From Crown Heights To The Congo – 3,000 Chabad-Lubavitch Women Gather To Make The World Better

Thousands of women at the annual International Chabad-Lubavitch Women’s Conference dinner at the New York State Armory in Williamsburg. (Photo credit: Shmuel Amit/Chabad.org)

WILLIAMSBURG — There are roughly 60 Chabad-Lubavitch synagogues in Brooklyn. A thriving retail corridor along Kingston Avenue hums with shoppers daily, just down the block from the movement’s international headquarters. But where do you get those services when you’re part of the religious organization and you live in China?

That and other service-related questions are what thousands of women leaders joined forces on last weekend during the annual Conference of Chabad-Lubavitch Emissaries. Now in its 28th year, the 5-day, annual event brings women from 50 states and 100 countries to Brooklyn from as far out as Beijing.

In mainland China, Dini Freundlich heads up a few Jewish-focused services in the Chaoyang District of Beijing. Only a few dozen Jews call the city their home, according to the 44-year-old. But for 30,000 Jewish tourists and nearly 2,000 transient residents studying, teaching or working abroad from 6 months to a year, the search for kosher food, a place of worship or religious instruction can be daunting. Freundlich and her family-run businesses that offer some of those services.

“We’re basically the one-stop Jewish address in China, she said of the 18-year-old business.

Onlookers at the International Women’s Chabad-Lubavitch Women’s Emissary Conference at the New York State Armory(Photo credit: Shmuel Amit/Chabad.org)

This weekend Freundlich and other women leaders attended workshops throughout Brooklyn during the conference. There they exchanged ideas on how to serve Jews from Chicago to the Congo. Some seminars focused on mental health, from understanding troubled relationships to responding to tragedy or life changes.

The latter of which is the motivation of Chani Friedman’s food-related businesses in Israel. Friedman, 39, and her crew of 50 women make and deliver breakfast for mothers with newborns in her hometown Ashdod.

“You know after birth sometimes you wake up in the morning and all you want is a cup of coffee,” she said.
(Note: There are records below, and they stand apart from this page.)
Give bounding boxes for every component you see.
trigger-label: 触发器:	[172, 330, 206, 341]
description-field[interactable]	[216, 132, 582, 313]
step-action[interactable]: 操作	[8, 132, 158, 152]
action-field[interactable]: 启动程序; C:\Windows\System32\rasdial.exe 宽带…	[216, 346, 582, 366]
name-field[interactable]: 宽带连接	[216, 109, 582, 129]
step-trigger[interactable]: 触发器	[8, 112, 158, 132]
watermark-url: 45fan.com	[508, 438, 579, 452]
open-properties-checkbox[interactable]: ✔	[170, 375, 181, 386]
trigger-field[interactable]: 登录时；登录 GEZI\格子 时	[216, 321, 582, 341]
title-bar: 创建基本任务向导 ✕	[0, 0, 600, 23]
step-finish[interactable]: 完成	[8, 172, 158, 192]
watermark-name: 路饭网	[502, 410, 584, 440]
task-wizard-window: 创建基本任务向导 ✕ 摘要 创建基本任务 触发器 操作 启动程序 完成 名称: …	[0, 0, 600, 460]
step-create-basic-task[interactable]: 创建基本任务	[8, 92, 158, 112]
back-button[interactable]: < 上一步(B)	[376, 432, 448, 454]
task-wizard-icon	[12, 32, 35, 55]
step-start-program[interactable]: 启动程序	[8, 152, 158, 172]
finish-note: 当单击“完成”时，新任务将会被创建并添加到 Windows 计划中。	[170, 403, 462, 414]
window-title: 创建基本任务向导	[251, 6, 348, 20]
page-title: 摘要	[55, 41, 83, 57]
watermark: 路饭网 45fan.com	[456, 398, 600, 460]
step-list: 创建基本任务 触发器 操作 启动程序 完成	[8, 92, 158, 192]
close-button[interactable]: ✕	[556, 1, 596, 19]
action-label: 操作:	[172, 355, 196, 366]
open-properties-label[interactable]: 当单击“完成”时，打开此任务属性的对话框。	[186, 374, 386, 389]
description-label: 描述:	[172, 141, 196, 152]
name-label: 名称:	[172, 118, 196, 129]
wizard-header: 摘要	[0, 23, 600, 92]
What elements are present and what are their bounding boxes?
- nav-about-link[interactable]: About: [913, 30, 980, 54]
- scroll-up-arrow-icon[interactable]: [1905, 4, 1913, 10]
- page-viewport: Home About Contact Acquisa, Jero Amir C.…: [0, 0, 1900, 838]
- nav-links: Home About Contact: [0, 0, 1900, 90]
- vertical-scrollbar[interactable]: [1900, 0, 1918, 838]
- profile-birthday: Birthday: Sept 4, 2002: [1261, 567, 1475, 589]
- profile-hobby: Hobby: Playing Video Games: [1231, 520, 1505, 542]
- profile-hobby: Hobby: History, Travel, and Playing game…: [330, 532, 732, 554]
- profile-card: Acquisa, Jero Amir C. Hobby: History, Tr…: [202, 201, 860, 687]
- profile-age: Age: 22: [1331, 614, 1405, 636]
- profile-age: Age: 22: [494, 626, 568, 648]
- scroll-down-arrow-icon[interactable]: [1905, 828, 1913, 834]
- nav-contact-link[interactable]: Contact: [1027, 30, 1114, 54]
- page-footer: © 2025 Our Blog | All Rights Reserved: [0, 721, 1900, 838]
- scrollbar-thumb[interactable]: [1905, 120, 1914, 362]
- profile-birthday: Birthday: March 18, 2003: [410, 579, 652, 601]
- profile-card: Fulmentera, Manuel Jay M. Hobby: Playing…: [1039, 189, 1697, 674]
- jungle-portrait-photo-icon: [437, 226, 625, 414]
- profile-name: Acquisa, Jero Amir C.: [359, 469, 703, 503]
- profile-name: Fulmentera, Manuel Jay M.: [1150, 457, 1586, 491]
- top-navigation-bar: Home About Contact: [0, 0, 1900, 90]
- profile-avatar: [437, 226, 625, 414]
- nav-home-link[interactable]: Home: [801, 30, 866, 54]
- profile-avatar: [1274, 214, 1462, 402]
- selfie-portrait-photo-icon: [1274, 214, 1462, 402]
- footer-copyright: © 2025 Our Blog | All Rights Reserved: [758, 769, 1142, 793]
Friedman also provides food delivery services to seniors in a program she equates to the states’ “Meals on Wheels” program.

But sisterhood seemed to drive most of the excitement for Friedman who has traveled to New York annually—except when she was pregnant—for the past 13 years. Like her, many attending the annual dinner at the New York State Armory in Williamsburg describe the 5-day event as “empowering.”

“When I come here it gives me a boost of energy for the whole year,” she said. “I get so inspired when I’m here.”

The international conference is a tribute to the late Rebbetzin Chaya Mushka Schneerson, wife of the revered leader of the Chabbad—Lubavitch Jewish movement based in Crown Heights— the Rebbe, Rabbi Menachem Mendel Schneerson. Referred to as a reserved woman, Schneerson, is known for her service especially for the careful watch over the first women’s Yeshiva, Machon Chana in Crown Heights. Since 1991, the conference of women leaders from all over has been paying homage to the late Rebbitzen (wife of a Jewish Rabbi), who spent her final years in Crown Heights, the headquarters of the Chabad-Lubavitch movement.

Esther Winners’ journey to the Williamsburg gathering was just a taxi-ride away. Co-founder of Chabad Neshama Center in Brighton Beach hasn’t missed a conference since its 1991 start. Winners, 62, started her outreach mission 35 years ago when Southern Brooklyn had very few resources for Lubavitchers. Now with 50,000 Jewish families in the area, the shlucha (woman emissary) provides education services from pre-school to adult learning among other community programs.

“It’s very inspirational to see the global amount of women that give up their life — they give up all their personal fun stuff — to reach out and do what the Lubavitch Rebbe wants all of us to accomplish to make the world a better place.”

Of the 4,700 women Lubavitch leaders throughout the world, 3,000 attended the 28th conference.